Japan, the world’s fourth largest economy, is likely to suffer from weaker trade flows and a further economic slowdown if tensions between China and the US continue to escalate – though a direct impact would be limited for now.
A spiralling dispute could lead to further appreciation of the yen and a large-scale sell-off on global stock markets – or the worst-case scenario of an all-out trade war that may include US President Donald Trump’s threatened punitive duties on Japanese cars, economists warned.
Washington and Beijing are set to take the first major step in escalating the trade conflict on Friday, when the Trump administration is expected to slap 25 per cent tariffs on US$34 billion worth of Chinese products from more than 800 categories – including intermediate goods such as parts for planes, printed circuit boards, light-emitting diodes and optical fibres.

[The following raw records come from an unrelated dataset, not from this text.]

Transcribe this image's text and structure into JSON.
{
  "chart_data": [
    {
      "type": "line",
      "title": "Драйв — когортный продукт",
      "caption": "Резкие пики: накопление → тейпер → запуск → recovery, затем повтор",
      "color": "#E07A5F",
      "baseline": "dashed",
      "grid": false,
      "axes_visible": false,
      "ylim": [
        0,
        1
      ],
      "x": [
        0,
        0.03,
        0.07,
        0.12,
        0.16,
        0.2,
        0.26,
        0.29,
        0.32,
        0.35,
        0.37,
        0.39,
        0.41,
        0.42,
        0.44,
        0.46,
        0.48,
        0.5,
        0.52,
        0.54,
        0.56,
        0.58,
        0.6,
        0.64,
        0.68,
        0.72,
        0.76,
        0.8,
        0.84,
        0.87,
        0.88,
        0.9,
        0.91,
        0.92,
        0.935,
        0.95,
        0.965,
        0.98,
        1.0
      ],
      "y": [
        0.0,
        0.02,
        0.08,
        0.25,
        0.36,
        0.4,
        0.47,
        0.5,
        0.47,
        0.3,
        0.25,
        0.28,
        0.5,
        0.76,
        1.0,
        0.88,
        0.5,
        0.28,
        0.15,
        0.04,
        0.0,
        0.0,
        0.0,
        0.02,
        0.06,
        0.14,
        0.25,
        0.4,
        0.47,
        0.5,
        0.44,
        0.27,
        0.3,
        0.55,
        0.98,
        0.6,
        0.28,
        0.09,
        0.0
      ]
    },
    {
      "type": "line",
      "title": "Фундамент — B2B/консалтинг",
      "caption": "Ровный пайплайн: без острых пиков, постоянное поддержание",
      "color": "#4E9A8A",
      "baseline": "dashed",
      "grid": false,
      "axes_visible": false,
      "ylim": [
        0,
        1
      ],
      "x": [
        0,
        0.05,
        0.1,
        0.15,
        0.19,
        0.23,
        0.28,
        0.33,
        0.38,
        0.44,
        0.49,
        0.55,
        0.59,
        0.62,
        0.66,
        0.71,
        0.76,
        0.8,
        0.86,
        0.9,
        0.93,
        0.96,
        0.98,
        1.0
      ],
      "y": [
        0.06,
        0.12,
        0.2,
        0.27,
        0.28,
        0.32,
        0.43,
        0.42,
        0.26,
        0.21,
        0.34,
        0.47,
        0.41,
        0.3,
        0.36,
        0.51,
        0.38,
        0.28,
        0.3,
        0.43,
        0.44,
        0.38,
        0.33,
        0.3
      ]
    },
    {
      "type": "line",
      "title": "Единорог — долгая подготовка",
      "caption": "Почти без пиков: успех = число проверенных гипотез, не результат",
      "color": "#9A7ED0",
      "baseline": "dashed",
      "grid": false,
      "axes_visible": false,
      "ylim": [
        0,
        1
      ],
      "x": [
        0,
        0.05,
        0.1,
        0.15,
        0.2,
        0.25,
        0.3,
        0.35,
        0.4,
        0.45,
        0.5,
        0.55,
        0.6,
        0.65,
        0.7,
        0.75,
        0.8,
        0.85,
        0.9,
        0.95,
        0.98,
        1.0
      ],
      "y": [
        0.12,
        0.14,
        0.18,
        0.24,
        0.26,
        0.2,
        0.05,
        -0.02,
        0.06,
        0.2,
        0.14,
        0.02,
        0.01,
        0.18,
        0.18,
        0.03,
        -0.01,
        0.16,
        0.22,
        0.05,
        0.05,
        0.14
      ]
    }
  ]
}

“Although Japan has been wary about China’s rise in the past years, it would be an opportunity for Japanese companies if the Chinese economy remains stable,” He Ping, an associate professor at Fudan University, said. “If the Chinese economy slows down because of the trade dispute, that is never going to be good news for Japan.”
There are growing concerns over whether economies in Asia, particularly countries like Japan – a supply chain superpower and exporter to China and the US – will be caught in the crossfire of the first round of tit-for-tat tariffs.
Japan is the biggest contributor to China’s foreign value-added exports to the US, accounting for 5.5 per cent of the total value-added shipments, according to OECD-WTO data. That would mean Japan’s exports of intermediate goods to China and the US would be vulnerable if there was a slowdown in trade flows between the world’s two biggest economies.